Transcriptomic approach to uncover dynamic events in the development of mid-season sunburn in apple fruit

Abstract

Apples grown in high heat, high light, and low humidity environments are at risk for sun injury disorders like sunburn and associated crop losses. Understanding the physiological and molecular mechanisms underlying sunburn will support improvement of mitigation strategies and breeding for more resilient varieties. Numerous studies have highlighted key biochemical processes involved in sun injury, such as the phenylpropanoid and reactive oxygen species (ROS) pathways, demonstrating both enzyme activities and expression of related genes in response to sunburn conditions. Most previous studies have focused on at-harvest activity of a small number of genes in response to heat stress. Thus, it remains unclear how stress events earlier in the season affect physiology and gene expression. Here, we applied heat stress to mid-season apples in the field and collected tissue along a time course-24, 48, and 72 h following a heat stimulus-to investigate dynamic gene expression changes using a transcriptomic lens. We found a relatively small number of differentially expressed genes (DEGs) and enriched functional terms in response to heat treatments. Only a few of these belonged to pathways previously described to be involved in sunburn, such as the AsA-GSH pathway, while most DEGs had not yet been implicated in sunburn or heat stress in pome fruit.

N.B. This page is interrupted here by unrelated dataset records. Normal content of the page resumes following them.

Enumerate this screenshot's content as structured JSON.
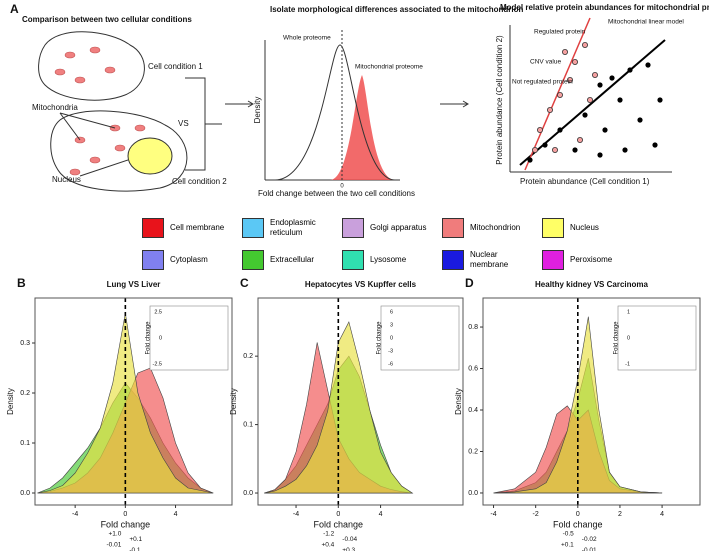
{
  "panel_a": {
    "label": "A",
    "left": {
      "title": "Comparison between two cellular conditions",
      "cell1": "Cell condition 1",
      "cell2": "Cell condition 2",
      "vs": "VS",
      "mitochondria": "Mitochondria",
      "nucleus": "Nucleus"
    },
    "middle": {
      "title": "Isolate morphological differences associated to the mitochondrion",
      "whole": "Whole proteome",
      "mito": "Mitochondrial proteome",
      "ylabel": "Density",
      "xlabel": "Fold change between the two cell conditions",
      "zero": "0"
    },
    "right": {
      "title": "Model relative protein abundances for mitochondrial proteins",
      "model": "Mitochondrial linear model",
      "regulated": "Regulated protein",
      "cnv": "CNV value",
      "not_regulated": "Not regulated protein",
      "ylabel": "Protein abundance (Cell condition 2)",
      "xlabel": "Protein abundance (Cell condition 1)"
    }
  },
  "legend": [
    {
      "name": "Cell membrane",
      "color": "#e8131b"
    },
    {
      "name": "Endoplasmic reticulum",
      "color": "#5bc8f5"
    },
    {
      "name": "Golgi apparatus",
      "color": "#c9a0dc"
    },
    {
      "name": "Mitochondrion",
      "color": "#f07c7c"
    },
    {
      "name": "Nucleus",
      "color": "#ffff66"
    },
    {
      "name": "Cytoplasm",
      "color": "#8080f0"
    },
    {
      "name": "Extracellular",
      "color": "#44c830"
    },
    {
      "name": "Lysosome",
      "color": "#30e0b0"
    },
    {
      "name": "Nuclear membrane",
      "color": "#1a1ae0"
    },
    {
      "name": "Peroxisome",
      "color": "#e020e0"
    }
  ],
  "chart_data": [
    {
      "type": "density",
      "label": "B",
      "title": "Lung VS Liver",
      "xlabel": "Fold change",
      "ylabel": "Density",
      "xlim": [
        -7.2,
        8.5
      ],
      "ylim": [
        -0.024,
        0.39
      ],
      "xticks": [
        -4,
        0,
        4
      ],
      "yticks": [
        {
          "value": 0,
          "label": "0.0"
        },
        {
          "value": 0.1,
          "label": "0.1"
        },
        {
          "value": 0.2,
          "label": "0.2"
        },
        {
          "value": 0.3,
          "label": "0.3"
        }
      ],
      "x": [
        -7,
        -6,
        -5,
        -4,
        -3,
        -2,
        -1,
        0,
        1,
        2,
        3,
        4,
        5,
        6,
        7
      ],
      "series": [
        {
          "name": "Extracellular",
          "color": "#44c830",
          "values": [
            0,
            0.01,
            0.03,
            0.06,
            0.09,
            0.13,
            0.18,
            0.22,
            0.19,
            0.15,
            0.1,
            0.06,
            0.03,
            0.01,
            0
          ]
        },
        {
          "name": "Mitochondrion",
          "color": "#f05050",
          "values": [
            0,
            0.003,
            0.01,
            0.02,
            0.04,
            0.07,
            0.12,
            0.18,
            0.24,
            0.25,
            0.19,
            0.1,
            0.04,
            0.01,
            0
          ]
        },
        {
          "name": "Nucleus",
          "color": "#e8e040",
          "values": [
            0,
            0.005,
            0.015,
            0.04,
            0.08,
            0.13,
            0.22,
            0.36,
            0.2,
            0.12,
            0.07,
            0.03,
            0.01,
            0.005,
            0
          ]
        }
      ],
      "inset": {
        "ylabel": "Fold change",
        "ticks": [
          "2.5",
          "0",
          "-2.5"
        ]
      },
      "annotations": [
        "+1.0",
        "+0.1",
        "-0.01",
        "-0.1"
      ]
    },
    {
      "type": "density",
      "label": "C",
      "title": "Hepatocytes VS Kupffer cells",
      "xlabel": "Fold change",
      "ylabel": "Density",
      "xlim": [
        -7.6,
        11.8
      ],
      "ylim": [
        -0.0175,
        0.285
      ],
      "xticks": [
        -4,
        0,
        4
      ],
      "yticks": [
        {
          "value": 0,
          "label": "0.0"
        },
        {
          "value": 0.1,
          "label": "0.1"
        },
        {
          "value": 0.2,
          "label": "0.2"
        }
      ],
      "x": [
        -7,
        -6,
        -5,
        -4,
        -3,
        -2,
        -1,
        0,
        1,
        2,
        3,
        4,
        5,
        6,
        7
      ],
      "series": [
        {
          "name": "Extracellular",
          "color": "#44c830",
          "values": [
            0,
            0.005,
            0.02,
            0.04,
            0.07,
            0.1,
            0.13,
            0.18,
            0.2,
            0.17,
            0.12,
            0.07,
            0.03,
            0.01,
            0
          ]
        },
        {
          "name": "Mitochondrion",
          "color": "#f05050",
          "values": [
            0,
            0.005,
            0.02,
            0.06,
            0.13,
            0.22,
            0.15,
            0.08,
            0.05,
            0.03,
            0.02,
            0.01,
            0.005,
            0.002,
            0
          ]
        },
        {
          "name": "Nucleus",
          "color": "#e8e040",
          "values": [
            0,
            0.003,
            0.01,
            0.02,
            0.04,
            0.07,
            0.12,
            0.22,
            0.25,
            0.19,
            0.12,
            0.06,
            0.03,
            0.01,
            0
          ]
        }
      ],
      "inset": {
        "ylabel": "Fold change",
        "ticks": [
          "6",
          "3",
          "0",
          "-3",
          "-6"
        ]
      },
      "annotations": [
        "-1.2",
        "-0.04",
        "+0.4",
        "+0.3"
      ]
    },
    {
      "type": "density",
      "label": "D",
      "title": "Healthy kidney VS Carcinoma",
      "xlabel": "Fold change",
      "ylabel": "Density",
      "xlim": [
        -4.5,
        5.8
      ],
      "ylim": [
        -0.058,
        0.94
      ],
      "xticks": [
        -4,
        -2,
        0,
        2,
        4
      ],
      "yticks": [
        {
          "value": 0,
          "label": "0.0"
        },
        {
          "value": 0.2,
          "label": "0.2"
        },
        {
          "value": 0.4,
          "label": "0.4"
        },
        {
          "value": 0.6,
          "label": "0.6"
        },
        {
          "value": 0.8,
          "label": "0.8"
        }
      ],
      "x": [
        -4,
        -3,
        -2,
        -1.5,
        -1,
        -0.5,
        0,
        0.5,
        1,
        1.5,
        2,
        3,
        4
      ],
      "series": [
        {
          "name": "Extracellular",
          "color": "#44c830",
          "values": [
            0,
            0.01,
            0.05,
            0.1,
            0.2,
            0.3,
            0.45,
            0.65,
            0.35,
            0.1,
            0.03,
            0.005,
            0
          ]
        },
        {
          "name": "Mitochondrion",
          "color": "#f05050",
          "values": [
            0,
            0.02,
            0.1,
            0.22,
            0.38,
            0.42,
            0.35,
            0.4,
            0.2,
            0.06,
            0.02,
            0.005,
            0
          ]
        },
        {
          "name": "Nucleus",
          "color": "#e8e040",
          "values": [
            0,
            0.005,
            0.02,
            0.05,
            0.15,
            0.3,
            0.55,
            0.85,
            0.4,
            0.1,
            0.03,
            0.005,
            0
          ]
        }
      ],
      "inset": {
        "ylabel": "Fold change",
        "ticks": [
          "1",
          "0",
          "-1"
        ]
      },
      "annotations": [
        "-0.5",
        "-0.02",
        "+0.1",
        "-0.01"
      ]
    }
  ]
}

Keywords: Malus; 3′ RNA-Seq; QuantSeq; apple; heat injury; heat stress.

Fig. 1.

Sunburn development and experimental design. a) Experimental design for timing of heat stimulus application, tissue collection, and physiological assays. b) Sunburn severity ratings using a scale of SB0 (no sunburn) to SB4 (severe with necrosis). “Honeycrisp” and “Granny Smith” were treated with temperatures below the FST threshold and above the FST threshold for sunburn, and sunburn severity was assayed 72 h later. Experiments took place in late June and early July in 2018 and 2019. Three replicates of 5–10 fruits per treatment were averaged, and average frequency is shown. Solid bars represent data from 2019, while striped bars represent 2018. Error bars indicate ± standard error of the mean (SEM) of the three replicates. c) Representative images of sunburn scale for “Honeycrisp” developed for mid-season fruits.

Fig. 2.

Pigment accumulation and spectrometry readings under increasing heat treatment. a) Anthocyanins, chlorophyll a, chlorophyll b content, and chlorophyll a/b ratios were measured in fruit peels collected from the sunned side of heat-treated and control “Honeycrisp” and “Granny Smith” fruits, 72 h post-treatment in both 2018 and 2019. Peels from 5 to 10 fruits per treatment per replicate (collection day) were pooled and pigments extracted. Error bars indicate ± SEM of the three replicates. One-way ANOVA with Tukey HSD test was used to determine significant differences, and letters represent significance with a P-value of <0.05. b) Spectrometry measurements were taken on the sunned side of fruit in the field 72 h post-treatment, prior to peeling. Indices measured were Anthocyanin Reflective Index (ARI), Carotenoid Reflective Index (CRI), Chlorophyll Normalized Difference Vegetation Index (CNDVI), and Photochemical Reflective Index (PRI). Error bars indicate ± SEM of n = 15–30 fruits for each treatment category. One-way ANOVA with Tukey HSD test was used to determine significant differences, and letters represent significance with a P-value of <0.05.

Fig. 3.

Transcript mapping to different genomes revealed annotation effect on read counts. a) Comparison of the frequency of the transcript reads mapped vs reads counted when using either the “Gala” or GDDH13 genome as a reference revealed differences between the genome used. Error bars indicate ± SEM average of the 27 sequenced libraries. Nonparametric (Wilcoxon) test results are reported. b) Comparison of expression levels using a random set of apple genes mapped to “Gala” and GDDH13 references indicated higher expression values for genes mapped to GDDH13, as well as a low R² value, indicating gene specificity. Dotted line represents y = x. c) 3′ UTRs in both the “Gala” and GDDH13 annotations were identified, counted, and binned according to length, demonstrating a difference in frequency and distribution between genome annotations. Pearson’s Chi-squared test with Yates’ continuity correction was used to determine significance. d) Cartoon demonstrating the common read distribution resulting from QuantSeq, explaining a model for the differences in mapping and read counts between genomes. e) Visual representation of read pile-ups in an example gene of interest, using JBrowse 2.